Learn how to use Generative AI, LLMs and Python to convert unstructured data into graphs.View the output
python
{
    'input': 'What is a vector index?',
    'context': [
        Document(
            metadata={
                'document': 'llm-fundamentals_2-vectors-semantic-search_4-improving-semantic-search.pdf',
                'entities': [
                    'Technology Langchain UTILIZES Technology Language Models',
                    'Concept Vector-Based Semantic Search UTILIZES Technology Vector Index',
                    'Technology Vector Index HAS_PROPERTY Concept Vector Properties',
                    'Technology Vector Index HAS_PROPERTY Concept Vector Properties',
                    'Concept Vector-Based Semantic Search UTILIZES Technology Vector Index',
                    'Technology Langchain UTILIZES Technology Language Models'
                    ]
                },
            page_content='You have learned how to create a vector index using `CREATE VECTOR INDEX`,\nset vector properties using the `db.create.setVectorProperty()` procedure,\nand query the vector index using the `db.index.vector.queryNodes()`\nprocedure.\nYou also explored the benefits and potential drawbacks of Vector-based\nSemantic Search.\nIn the next module, you will get hands-on with Langchain, a framework\ndesigned to simplify the creation of applications using large language\nmodels.'
        )
    ...
    ]
}

Experiment with the retriever’s output by modifying the retrieval_query parameter and observe the results.

Check Your Understanding

Neo4j Vector Retrievers

Which of these statements about the retriever are true? Select all that apply.

  • ✓ Retrievers accept unstructured input and return structured output.

  • ✓ You can control the output by supplying a retrieval_query.

  • ✓ The returned data is ordered by the most important first.

  • Document objects are returned by a retriever.

Hint

Neo4j vector retrievers are highly customizable components which structured documents when passed an unstructured question or query.

Solution

All of the statements are true:

  • Retrievers accept unstructured input and return structured output.

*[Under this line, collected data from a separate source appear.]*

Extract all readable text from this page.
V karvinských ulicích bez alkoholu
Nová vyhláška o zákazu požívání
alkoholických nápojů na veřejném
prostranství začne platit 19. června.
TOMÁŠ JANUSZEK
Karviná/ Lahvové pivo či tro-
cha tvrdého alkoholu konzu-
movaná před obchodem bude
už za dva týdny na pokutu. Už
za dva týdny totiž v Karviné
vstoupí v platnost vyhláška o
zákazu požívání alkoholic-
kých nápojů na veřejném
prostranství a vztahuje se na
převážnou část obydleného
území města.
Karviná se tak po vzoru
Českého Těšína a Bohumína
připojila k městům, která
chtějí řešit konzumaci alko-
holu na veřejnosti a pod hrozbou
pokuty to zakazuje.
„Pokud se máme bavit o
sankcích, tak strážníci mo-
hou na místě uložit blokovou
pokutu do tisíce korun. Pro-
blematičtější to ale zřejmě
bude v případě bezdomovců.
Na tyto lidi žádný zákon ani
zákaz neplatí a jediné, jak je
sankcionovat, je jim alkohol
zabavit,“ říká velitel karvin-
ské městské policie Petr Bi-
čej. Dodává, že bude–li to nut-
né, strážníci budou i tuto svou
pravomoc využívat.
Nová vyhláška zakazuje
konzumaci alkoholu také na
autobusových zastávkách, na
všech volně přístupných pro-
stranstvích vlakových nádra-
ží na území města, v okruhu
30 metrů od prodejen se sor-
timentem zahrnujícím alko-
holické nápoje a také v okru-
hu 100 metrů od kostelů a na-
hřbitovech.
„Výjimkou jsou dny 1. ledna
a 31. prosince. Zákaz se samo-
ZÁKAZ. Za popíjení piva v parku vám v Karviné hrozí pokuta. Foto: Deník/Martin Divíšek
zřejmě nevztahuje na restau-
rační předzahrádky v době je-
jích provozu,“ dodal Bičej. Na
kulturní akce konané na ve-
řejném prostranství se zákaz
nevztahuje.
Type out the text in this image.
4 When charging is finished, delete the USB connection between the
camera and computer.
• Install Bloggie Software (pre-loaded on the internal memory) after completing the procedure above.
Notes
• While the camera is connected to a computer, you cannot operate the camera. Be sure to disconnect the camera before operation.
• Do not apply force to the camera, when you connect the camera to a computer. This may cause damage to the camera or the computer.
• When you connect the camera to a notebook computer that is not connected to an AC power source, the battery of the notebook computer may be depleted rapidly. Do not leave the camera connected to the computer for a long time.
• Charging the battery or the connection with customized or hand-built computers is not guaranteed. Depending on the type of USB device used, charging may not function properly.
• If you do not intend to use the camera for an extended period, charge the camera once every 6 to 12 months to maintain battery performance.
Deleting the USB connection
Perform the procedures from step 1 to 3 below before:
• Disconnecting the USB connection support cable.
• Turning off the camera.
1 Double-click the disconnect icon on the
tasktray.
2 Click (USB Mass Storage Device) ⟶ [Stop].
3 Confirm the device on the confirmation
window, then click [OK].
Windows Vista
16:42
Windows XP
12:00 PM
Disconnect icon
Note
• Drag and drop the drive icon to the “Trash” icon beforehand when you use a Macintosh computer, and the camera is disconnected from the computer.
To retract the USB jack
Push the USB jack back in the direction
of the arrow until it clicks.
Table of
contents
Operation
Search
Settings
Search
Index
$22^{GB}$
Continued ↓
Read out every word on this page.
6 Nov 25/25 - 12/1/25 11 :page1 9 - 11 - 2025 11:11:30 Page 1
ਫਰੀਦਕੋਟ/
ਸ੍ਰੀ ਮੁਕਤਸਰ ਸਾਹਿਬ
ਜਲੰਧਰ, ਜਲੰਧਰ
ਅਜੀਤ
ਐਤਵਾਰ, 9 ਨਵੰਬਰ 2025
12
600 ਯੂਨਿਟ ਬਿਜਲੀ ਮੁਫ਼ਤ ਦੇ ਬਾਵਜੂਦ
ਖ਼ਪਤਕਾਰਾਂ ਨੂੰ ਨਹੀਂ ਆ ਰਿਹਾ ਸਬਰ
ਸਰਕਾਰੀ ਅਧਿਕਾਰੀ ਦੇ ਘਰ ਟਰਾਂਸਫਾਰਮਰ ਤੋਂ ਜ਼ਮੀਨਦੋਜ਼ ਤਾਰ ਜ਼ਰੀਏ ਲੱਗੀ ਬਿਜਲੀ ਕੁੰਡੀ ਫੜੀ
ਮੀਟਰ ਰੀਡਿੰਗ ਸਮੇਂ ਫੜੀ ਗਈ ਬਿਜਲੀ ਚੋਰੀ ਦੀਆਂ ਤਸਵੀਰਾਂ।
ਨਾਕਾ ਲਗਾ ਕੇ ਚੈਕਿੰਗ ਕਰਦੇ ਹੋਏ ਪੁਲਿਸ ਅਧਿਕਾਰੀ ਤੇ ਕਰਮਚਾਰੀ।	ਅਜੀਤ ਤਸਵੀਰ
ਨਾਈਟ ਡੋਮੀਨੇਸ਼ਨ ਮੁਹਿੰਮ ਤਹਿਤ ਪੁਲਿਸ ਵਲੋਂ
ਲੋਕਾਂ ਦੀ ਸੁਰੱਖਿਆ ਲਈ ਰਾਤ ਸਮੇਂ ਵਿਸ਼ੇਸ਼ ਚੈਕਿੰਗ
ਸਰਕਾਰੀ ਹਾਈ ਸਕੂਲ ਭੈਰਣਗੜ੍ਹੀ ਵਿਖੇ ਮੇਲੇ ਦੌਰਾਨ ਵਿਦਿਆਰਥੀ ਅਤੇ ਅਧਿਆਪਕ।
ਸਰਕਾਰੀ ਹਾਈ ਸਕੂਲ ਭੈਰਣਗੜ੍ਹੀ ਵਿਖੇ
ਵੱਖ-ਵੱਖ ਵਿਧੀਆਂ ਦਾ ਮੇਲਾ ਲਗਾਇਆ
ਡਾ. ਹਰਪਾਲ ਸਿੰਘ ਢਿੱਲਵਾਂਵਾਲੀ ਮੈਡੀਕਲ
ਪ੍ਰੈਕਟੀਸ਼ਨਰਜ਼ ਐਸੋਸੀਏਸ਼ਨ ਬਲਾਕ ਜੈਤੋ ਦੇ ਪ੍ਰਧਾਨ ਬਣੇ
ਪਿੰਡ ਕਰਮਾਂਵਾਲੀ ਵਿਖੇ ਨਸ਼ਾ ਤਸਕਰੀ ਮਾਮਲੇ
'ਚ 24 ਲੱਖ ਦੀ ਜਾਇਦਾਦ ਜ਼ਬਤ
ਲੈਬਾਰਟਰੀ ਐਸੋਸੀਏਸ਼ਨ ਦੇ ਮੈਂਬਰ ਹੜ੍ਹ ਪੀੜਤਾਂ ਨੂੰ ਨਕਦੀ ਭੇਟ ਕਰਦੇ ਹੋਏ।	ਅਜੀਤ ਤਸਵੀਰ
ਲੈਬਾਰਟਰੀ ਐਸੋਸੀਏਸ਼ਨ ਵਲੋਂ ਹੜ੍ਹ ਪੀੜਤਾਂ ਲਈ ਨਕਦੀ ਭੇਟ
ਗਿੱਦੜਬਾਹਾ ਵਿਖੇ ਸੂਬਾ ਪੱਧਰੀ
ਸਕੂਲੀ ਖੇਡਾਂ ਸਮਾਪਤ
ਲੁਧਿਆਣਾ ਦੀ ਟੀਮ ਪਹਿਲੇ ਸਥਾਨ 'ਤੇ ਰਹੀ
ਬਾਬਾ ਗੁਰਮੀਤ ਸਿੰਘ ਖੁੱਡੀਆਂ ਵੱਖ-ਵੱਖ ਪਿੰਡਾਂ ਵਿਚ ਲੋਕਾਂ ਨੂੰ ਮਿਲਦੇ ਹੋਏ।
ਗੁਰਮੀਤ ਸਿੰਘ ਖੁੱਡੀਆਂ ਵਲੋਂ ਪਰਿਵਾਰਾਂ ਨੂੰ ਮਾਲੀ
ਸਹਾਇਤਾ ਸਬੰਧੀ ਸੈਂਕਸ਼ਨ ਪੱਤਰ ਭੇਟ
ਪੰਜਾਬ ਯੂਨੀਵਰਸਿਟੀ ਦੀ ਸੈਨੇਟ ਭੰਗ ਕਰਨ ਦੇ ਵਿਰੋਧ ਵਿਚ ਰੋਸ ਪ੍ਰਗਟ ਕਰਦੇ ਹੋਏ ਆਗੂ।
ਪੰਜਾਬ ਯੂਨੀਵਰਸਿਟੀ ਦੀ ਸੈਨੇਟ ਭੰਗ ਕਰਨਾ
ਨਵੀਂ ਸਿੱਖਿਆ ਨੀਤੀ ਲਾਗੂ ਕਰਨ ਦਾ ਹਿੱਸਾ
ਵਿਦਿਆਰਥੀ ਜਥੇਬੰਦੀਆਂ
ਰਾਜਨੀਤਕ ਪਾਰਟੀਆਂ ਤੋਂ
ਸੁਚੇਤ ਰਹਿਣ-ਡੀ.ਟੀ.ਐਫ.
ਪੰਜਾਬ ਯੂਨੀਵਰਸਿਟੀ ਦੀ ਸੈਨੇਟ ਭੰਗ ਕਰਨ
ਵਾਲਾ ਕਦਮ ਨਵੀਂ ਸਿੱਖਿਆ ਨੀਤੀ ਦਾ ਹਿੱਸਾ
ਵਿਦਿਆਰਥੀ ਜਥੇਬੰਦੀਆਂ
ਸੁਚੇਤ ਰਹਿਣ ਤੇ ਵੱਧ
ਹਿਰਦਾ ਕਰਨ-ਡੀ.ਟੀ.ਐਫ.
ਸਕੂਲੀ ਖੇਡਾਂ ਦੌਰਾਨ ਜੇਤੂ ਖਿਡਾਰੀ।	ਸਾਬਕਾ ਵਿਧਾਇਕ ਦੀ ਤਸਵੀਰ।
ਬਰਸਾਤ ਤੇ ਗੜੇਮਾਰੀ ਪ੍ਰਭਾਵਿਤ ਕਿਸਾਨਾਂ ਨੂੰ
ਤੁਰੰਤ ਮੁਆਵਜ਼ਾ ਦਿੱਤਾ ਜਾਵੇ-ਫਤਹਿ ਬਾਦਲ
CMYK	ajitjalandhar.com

  • You can control the output by supplying a retrieval_query.

  • The returned data is ordered by the most important first.

  • Document objects are returned by a retriever.

Lesson Summary

In this lesson, you explored how a Neo4j vector retriever can retrieve data from a knowledge graph.

In the next optional challenge, you can integrate the retriever into a chatbot.